Working steps of the RENDER Case Study in Wikipedia
- Definition and evaluation of metrics to analyse and to assess the quality of Wikipedia articles in terms of diversity (deadline 30.09.2011)
- The results were documented in the final report.
- Tools for diversity management in Wikipedia are developed and tested for their scalability and usage (deadline 30.09.2012)
- Understanding the feedback-effects of metrics on Wikipedia (deadline 31.03.2013)
- Evaluation of the tools for diversity management in Wikipedia (deadline 30.09.2013)
Use Cases Scenarios for Wikipedia in RENDER
As a first step, we have identified the three following use cases for Wikipedia:
Display warnings to readers when detecting patterns of bias
Does an article cover all facts about its topic? We will collect and analyse different sources that deal with a particular topic and compare this fact coverage with the one in the Wikipedia article about the same topic. For this task we also plan to compare different language versions of an article, to detect if there are biases in certain language editions.
Incentivising readers to extend articles
If our assessment system detects a lack of significant points of view within an article, the reader could be offered links to sources or extracted summaries of the missing facts. This will support readers in contributing to Wikipedia. Additionally their awareness for different points of view and the collaborative labour on an article will be raised.

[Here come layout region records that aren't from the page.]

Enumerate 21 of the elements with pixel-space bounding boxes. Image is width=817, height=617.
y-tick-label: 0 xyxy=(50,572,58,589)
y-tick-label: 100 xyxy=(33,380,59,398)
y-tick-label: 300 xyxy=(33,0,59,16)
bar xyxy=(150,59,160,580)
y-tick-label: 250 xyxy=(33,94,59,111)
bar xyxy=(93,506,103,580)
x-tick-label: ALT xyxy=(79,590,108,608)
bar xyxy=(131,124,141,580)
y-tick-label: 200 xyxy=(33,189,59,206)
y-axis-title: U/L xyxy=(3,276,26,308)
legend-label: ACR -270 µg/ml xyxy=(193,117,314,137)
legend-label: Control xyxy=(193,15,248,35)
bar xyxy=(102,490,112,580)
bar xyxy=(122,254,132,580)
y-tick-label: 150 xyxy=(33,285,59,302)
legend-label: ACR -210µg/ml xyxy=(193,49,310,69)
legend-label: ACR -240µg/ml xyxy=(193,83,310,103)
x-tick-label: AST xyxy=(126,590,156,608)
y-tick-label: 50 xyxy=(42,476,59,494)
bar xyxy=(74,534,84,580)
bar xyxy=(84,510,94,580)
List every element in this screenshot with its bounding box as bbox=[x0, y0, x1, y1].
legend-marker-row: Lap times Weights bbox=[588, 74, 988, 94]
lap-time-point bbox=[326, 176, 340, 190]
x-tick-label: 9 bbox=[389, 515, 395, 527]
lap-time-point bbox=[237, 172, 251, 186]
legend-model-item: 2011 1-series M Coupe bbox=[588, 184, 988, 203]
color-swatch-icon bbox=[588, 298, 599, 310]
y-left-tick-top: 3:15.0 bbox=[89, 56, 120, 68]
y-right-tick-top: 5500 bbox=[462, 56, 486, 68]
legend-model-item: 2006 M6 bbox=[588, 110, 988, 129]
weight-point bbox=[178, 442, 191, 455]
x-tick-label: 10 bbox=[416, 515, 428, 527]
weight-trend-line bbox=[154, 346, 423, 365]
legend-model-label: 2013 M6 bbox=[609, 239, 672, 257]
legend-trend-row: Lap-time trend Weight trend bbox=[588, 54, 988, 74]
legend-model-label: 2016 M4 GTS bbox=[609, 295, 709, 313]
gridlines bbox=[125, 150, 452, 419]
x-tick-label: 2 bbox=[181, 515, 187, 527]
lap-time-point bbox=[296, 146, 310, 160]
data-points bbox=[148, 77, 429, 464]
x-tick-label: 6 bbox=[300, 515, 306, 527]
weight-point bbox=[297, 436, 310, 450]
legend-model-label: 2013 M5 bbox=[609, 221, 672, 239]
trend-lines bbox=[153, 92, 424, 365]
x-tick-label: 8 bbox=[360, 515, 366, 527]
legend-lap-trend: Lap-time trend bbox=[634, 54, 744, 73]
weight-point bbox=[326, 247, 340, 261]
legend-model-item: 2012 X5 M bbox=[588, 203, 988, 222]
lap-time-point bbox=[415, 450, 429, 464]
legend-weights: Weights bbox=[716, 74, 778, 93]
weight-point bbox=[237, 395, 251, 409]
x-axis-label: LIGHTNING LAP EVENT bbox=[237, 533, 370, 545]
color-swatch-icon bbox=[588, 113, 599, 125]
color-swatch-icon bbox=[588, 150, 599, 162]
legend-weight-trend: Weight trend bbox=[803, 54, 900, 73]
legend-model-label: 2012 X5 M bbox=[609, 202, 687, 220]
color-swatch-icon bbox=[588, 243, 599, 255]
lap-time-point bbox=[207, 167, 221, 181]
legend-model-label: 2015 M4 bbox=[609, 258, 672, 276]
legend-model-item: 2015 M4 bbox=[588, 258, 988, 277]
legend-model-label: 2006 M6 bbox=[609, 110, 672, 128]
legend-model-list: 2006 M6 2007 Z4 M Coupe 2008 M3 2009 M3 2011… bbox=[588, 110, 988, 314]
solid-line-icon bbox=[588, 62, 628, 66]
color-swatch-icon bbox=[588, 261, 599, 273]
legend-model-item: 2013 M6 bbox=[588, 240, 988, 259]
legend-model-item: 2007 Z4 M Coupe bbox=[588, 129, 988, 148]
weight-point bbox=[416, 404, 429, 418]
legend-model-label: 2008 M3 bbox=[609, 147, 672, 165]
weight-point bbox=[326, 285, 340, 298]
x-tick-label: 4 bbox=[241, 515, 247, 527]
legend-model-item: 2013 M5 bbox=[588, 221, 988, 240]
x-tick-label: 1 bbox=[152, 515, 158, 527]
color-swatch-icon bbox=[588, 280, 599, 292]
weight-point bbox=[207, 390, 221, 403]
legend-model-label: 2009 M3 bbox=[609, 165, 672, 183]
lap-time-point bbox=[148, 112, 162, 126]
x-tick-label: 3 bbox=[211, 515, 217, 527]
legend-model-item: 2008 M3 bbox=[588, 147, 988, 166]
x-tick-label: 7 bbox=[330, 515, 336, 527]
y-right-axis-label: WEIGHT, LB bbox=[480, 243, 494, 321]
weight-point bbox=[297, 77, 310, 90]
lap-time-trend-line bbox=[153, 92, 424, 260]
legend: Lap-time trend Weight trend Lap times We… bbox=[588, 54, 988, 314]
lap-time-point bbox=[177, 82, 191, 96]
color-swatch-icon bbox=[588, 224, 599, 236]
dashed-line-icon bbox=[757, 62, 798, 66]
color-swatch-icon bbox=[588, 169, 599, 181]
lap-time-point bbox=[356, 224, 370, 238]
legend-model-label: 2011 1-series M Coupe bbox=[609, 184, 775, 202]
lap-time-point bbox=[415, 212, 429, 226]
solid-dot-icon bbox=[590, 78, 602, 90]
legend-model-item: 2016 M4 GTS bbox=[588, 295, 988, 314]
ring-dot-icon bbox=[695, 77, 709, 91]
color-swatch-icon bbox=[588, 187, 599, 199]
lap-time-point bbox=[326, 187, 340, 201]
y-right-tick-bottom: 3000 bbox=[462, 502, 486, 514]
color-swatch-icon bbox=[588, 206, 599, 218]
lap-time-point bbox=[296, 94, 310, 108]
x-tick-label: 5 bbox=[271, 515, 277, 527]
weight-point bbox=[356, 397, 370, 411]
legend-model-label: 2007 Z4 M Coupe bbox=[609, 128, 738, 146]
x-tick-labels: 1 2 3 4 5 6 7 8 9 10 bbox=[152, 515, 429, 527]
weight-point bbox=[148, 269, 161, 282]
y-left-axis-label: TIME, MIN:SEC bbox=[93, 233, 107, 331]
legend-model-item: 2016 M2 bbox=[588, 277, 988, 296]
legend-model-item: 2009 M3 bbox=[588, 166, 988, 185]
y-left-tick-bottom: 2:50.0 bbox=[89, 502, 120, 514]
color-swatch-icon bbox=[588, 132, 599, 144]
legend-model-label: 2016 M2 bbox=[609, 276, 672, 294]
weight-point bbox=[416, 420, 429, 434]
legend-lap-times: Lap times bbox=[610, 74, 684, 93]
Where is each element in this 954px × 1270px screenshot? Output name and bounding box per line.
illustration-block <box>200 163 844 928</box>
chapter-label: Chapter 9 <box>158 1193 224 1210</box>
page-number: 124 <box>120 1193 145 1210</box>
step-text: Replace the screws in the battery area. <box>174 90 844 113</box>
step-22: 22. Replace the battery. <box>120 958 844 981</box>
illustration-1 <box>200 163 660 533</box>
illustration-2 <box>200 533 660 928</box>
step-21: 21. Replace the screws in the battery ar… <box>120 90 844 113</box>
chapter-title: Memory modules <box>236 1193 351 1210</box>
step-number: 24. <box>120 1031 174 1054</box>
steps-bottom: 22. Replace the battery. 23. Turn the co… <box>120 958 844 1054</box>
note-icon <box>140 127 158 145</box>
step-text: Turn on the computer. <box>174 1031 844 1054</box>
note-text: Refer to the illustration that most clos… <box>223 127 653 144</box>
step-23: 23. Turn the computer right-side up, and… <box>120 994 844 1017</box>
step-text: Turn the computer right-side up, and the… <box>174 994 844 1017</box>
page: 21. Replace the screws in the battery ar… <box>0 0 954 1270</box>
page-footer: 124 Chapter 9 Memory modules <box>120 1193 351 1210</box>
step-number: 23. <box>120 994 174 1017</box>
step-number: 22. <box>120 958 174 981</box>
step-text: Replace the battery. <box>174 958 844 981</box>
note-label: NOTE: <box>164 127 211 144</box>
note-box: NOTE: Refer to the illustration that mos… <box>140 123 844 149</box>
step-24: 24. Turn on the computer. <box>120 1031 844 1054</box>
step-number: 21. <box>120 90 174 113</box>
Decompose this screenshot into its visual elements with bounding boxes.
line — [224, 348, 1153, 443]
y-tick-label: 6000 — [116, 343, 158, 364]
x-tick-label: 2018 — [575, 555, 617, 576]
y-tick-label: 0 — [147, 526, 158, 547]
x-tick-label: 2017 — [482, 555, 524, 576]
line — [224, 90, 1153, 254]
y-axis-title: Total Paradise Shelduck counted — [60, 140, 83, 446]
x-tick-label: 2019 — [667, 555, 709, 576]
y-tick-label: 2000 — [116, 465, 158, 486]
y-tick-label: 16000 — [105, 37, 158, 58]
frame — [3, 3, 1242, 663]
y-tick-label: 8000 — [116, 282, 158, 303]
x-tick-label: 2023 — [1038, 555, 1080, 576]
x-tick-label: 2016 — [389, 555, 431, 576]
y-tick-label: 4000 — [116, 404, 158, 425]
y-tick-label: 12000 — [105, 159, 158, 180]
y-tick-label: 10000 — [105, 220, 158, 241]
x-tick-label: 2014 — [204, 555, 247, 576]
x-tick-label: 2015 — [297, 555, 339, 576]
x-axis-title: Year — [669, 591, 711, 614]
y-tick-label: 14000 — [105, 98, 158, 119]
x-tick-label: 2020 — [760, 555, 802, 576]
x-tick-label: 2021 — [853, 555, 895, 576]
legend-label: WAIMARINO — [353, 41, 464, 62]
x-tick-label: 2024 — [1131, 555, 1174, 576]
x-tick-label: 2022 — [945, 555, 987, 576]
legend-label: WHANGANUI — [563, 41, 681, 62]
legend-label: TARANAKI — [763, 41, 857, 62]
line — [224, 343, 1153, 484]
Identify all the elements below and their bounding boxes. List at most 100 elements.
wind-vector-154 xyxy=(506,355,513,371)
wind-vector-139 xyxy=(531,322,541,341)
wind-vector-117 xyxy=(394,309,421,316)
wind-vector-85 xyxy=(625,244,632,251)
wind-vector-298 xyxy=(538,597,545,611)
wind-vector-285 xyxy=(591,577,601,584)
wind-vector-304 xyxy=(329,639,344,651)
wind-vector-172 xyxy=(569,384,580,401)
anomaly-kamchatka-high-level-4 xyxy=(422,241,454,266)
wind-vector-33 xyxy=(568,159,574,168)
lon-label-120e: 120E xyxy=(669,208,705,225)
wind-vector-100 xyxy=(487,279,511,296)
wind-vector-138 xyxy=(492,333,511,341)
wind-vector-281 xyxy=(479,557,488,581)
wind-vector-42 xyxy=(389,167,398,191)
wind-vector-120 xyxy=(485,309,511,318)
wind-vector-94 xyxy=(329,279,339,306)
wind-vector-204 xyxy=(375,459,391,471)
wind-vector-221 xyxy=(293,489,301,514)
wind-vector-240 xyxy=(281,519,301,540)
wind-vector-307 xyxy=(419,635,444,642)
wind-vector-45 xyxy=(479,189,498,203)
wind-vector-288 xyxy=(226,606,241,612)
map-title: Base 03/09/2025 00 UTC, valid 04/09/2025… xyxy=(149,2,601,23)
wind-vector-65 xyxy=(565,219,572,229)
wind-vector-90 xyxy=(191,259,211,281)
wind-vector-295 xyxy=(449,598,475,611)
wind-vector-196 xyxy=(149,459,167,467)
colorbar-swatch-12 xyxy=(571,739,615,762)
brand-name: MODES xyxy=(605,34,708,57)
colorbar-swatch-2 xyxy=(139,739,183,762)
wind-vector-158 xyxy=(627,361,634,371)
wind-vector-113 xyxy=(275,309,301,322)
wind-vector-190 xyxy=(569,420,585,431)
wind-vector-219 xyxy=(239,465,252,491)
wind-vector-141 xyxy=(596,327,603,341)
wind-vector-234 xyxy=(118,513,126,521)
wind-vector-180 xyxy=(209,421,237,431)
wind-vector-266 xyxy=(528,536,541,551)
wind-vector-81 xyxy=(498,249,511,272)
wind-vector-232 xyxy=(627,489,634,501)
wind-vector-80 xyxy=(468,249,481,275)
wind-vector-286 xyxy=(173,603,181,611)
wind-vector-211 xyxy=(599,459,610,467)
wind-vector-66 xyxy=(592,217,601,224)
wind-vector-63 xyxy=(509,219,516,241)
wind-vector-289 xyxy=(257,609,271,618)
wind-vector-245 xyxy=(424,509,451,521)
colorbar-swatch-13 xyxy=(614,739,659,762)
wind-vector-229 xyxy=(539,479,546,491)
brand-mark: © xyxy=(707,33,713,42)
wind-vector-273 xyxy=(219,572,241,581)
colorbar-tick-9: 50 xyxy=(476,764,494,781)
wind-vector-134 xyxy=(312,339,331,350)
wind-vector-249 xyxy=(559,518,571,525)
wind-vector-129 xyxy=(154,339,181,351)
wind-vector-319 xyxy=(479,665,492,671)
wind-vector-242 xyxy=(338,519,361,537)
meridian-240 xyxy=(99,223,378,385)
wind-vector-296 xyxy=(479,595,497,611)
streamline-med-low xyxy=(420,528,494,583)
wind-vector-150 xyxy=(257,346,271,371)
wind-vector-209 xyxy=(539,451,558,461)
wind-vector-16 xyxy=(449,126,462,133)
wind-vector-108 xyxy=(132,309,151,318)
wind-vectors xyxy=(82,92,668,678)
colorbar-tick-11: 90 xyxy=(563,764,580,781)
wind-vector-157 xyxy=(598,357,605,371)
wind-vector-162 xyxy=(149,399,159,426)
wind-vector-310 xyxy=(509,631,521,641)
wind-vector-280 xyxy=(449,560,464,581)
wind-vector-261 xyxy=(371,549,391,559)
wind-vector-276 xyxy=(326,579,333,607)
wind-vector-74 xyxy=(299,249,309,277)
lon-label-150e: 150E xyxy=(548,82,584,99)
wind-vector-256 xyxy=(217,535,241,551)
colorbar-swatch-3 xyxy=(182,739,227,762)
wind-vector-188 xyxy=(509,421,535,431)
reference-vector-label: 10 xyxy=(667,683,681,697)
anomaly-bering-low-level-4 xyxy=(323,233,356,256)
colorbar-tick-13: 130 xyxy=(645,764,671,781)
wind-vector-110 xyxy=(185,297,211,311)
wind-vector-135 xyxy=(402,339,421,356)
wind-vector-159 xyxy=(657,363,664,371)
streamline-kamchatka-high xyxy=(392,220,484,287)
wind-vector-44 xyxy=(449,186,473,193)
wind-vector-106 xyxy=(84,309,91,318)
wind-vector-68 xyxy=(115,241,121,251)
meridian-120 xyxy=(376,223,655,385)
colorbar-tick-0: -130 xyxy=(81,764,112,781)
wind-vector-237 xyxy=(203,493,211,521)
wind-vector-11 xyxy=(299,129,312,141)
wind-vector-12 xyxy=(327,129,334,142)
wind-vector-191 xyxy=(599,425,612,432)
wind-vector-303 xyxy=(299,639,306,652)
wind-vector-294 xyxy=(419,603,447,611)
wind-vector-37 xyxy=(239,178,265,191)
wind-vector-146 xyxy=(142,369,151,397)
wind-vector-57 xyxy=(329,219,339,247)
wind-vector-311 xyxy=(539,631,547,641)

Notifying authors when an article is out of date
For this task we will use two indicators to expose that an article or a part of an article needs to be updated.
- If in several other language versions the articles of the same topic have been recently edited heavily, this could be a hint to an important recent event in the world, which needs to be added.
- We will monitor external sources to detect certain types of events and analyse the news streams for biases. Thus we will be able to present a balanced view of changes in the world to Wikipedia editors.